My wife and I were having a dispute the other night about something that probably didn’t matter much in the long run. As I sat there in my frustration I got to thinking about how I had been honoring God in those moments prior. Quickly I became aware of my selfishness, and how the things I had been doing, saying, and thinking did not match the love and compassion I am called to exemplify as a follower of Jesus. My stomach was turning inside me.
When we invite God into the middle of our arguments things get interesting. We can no longer be selfish. We have to put the other person’s needs before our own; which isn’t a pleasant feeling sometimes. There’s a war between our pride and what God has called us to be. It means I’m not going to get “my” way, or at least that’s not what I should be aiming for.
“36 “Teacher, which is the great commandment in the Law?” 37 And he said to him, “You shall love the Lord your God with all your heart and with all your soul and with all your mind. 38 This is the great and first commandment. 39 And a second is like it: You shall love your neighbor as yourself. 40 On these two commandments depend all the Law and the Prophets.” – Matthew 22:36-40
Loving someone as myself means that the other person’s feelings are just as important as mine. Arguments take a very different shape when they are approached with that in mind. However, that does not mean we don’t share how we feel and in turn become a pushover, but our attitude and the way we express ourselves should be expressed with love and compassion instead of our usual self-centeredness.

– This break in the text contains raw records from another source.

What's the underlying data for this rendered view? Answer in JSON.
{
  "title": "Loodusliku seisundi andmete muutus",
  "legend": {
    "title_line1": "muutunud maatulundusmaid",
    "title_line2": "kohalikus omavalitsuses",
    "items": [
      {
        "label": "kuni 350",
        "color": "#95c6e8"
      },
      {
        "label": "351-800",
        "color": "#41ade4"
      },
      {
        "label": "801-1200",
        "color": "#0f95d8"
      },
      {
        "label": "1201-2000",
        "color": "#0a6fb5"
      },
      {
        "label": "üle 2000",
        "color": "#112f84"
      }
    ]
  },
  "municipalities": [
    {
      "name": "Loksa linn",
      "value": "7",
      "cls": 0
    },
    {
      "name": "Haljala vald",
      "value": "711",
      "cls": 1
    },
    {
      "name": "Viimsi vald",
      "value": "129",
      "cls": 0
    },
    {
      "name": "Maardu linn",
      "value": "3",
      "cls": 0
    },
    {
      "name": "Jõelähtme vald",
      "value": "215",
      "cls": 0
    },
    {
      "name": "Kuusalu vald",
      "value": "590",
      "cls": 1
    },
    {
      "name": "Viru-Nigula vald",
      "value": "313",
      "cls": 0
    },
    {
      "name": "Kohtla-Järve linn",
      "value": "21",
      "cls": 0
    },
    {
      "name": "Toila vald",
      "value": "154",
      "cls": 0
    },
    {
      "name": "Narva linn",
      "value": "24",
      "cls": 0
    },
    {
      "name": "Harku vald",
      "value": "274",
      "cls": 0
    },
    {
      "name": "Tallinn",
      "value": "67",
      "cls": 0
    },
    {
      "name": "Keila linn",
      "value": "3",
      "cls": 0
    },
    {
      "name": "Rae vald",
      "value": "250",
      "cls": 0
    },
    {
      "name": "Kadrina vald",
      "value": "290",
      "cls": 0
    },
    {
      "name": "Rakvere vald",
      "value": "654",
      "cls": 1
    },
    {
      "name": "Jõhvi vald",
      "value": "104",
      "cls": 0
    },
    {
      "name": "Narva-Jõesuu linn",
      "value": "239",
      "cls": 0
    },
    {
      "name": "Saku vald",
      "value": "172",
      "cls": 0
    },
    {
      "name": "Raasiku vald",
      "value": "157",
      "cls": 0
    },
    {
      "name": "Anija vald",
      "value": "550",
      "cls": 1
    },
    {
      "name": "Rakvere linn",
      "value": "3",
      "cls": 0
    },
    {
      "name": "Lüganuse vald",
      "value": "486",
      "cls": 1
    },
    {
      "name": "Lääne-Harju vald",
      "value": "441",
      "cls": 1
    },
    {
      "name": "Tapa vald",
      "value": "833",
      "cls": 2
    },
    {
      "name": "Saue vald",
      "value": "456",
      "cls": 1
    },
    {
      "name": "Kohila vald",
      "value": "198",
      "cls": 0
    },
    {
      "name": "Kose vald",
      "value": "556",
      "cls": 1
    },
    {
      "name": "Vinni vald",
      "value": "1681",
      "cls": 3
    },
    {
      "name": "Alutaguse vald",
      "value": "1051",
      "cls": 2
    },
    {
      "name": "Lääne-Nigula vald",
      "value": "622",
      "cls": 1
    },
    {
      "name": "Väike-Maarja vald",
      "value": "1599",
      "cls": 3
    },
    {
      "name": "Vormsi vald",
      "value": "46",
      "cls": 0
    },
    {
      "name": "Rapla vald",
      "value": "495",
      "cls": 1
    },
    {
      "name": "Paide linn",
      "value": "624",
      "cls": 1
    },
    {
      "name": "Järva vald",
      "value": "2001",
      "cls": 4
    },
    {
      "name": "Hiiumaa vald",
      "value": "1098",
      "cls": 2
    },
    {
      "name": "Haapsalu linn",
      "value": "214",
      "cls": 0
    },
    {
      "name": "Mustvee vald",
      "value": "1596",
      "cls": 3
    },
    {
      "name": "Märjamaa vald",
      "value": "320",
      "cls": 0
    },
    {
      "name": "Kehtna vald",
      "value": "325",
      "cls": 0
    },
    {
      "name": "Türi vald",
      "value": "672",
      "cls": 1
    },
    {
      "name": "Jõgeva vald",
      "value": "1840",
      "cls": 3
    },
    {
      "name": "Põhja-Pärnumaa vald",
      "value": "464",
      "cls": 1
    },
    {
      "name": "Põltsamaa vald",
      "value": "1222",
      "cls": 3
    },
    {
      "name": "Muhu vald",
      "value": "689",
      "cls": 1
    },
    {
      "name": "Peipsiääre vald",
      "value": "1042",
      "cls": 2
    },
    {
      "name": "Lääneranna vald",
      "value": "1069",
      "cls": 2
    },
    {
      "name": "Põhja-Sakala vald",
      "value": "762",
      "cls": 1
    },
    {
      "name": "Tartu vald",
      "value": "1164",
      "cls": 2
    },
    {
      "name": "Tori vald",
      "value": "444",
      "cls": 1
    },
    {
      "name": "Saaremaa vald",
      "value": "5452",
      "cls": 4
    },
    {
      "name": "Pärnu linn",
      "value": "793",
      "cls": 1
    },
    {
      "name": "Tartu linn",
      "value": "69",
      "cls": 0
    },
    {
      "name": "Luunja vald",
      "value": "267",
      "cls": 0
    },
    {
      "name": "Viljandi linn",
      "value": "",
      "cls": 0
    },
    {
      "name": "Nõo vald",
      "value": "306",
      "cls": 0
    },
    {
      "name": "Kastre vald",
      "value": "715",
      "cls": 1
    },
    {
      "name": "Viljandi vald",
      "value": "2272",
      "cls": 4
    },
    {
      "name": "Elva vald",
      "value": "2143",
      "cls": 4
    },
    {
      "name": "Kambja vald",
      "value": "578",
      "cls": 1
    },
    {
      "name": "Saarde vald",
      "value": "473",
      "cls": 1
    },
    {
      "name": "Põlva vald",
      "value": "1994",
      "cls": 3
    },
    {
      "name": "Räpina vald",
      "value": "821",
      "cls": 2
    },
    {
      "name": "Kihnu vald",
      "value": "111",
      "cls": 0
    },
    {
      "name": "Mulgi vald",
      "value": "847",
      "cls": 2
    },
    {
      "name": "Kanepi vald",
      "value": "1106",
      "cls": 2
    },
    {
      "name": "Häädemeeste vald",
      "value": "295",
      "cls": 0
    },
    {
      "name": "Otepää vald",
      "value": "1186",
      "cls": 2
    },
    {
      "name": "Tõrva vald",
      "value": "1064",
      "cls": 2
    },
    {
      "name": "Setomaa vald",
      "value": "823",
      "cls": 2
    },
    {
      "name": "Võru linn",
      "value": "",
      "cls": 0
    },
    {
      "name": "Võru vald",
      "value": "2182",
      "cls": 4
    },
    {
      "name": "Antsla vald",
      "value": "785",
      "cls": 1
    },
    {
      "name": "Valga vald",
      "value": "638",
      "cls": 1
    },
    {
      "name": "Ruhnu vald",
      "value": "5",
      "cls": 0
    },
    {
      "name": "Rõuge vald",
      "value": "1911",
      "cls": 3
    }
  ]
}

I don’t want to sugar coat how difficult this is. We can all attest to the fact that relationships get messy. But as difficult as it may be, we must try our best to invite God into our arguments. He gave us the Holy Spirit for just such occasions – to bring to the forefront of our hearts and minds the selfishness inside us, to show us where we don’t model Jesus, and take us to a place where we do. When we invite the Holy Spirit into our arguments and relationships there is no circumstance that doesn’t have the potential to be used for something good. If we can make a habit of inviting God into our arguments it will forever change the way we approach them.
Do you have an experience with this? How do you remember to be Jesus when the tension builds?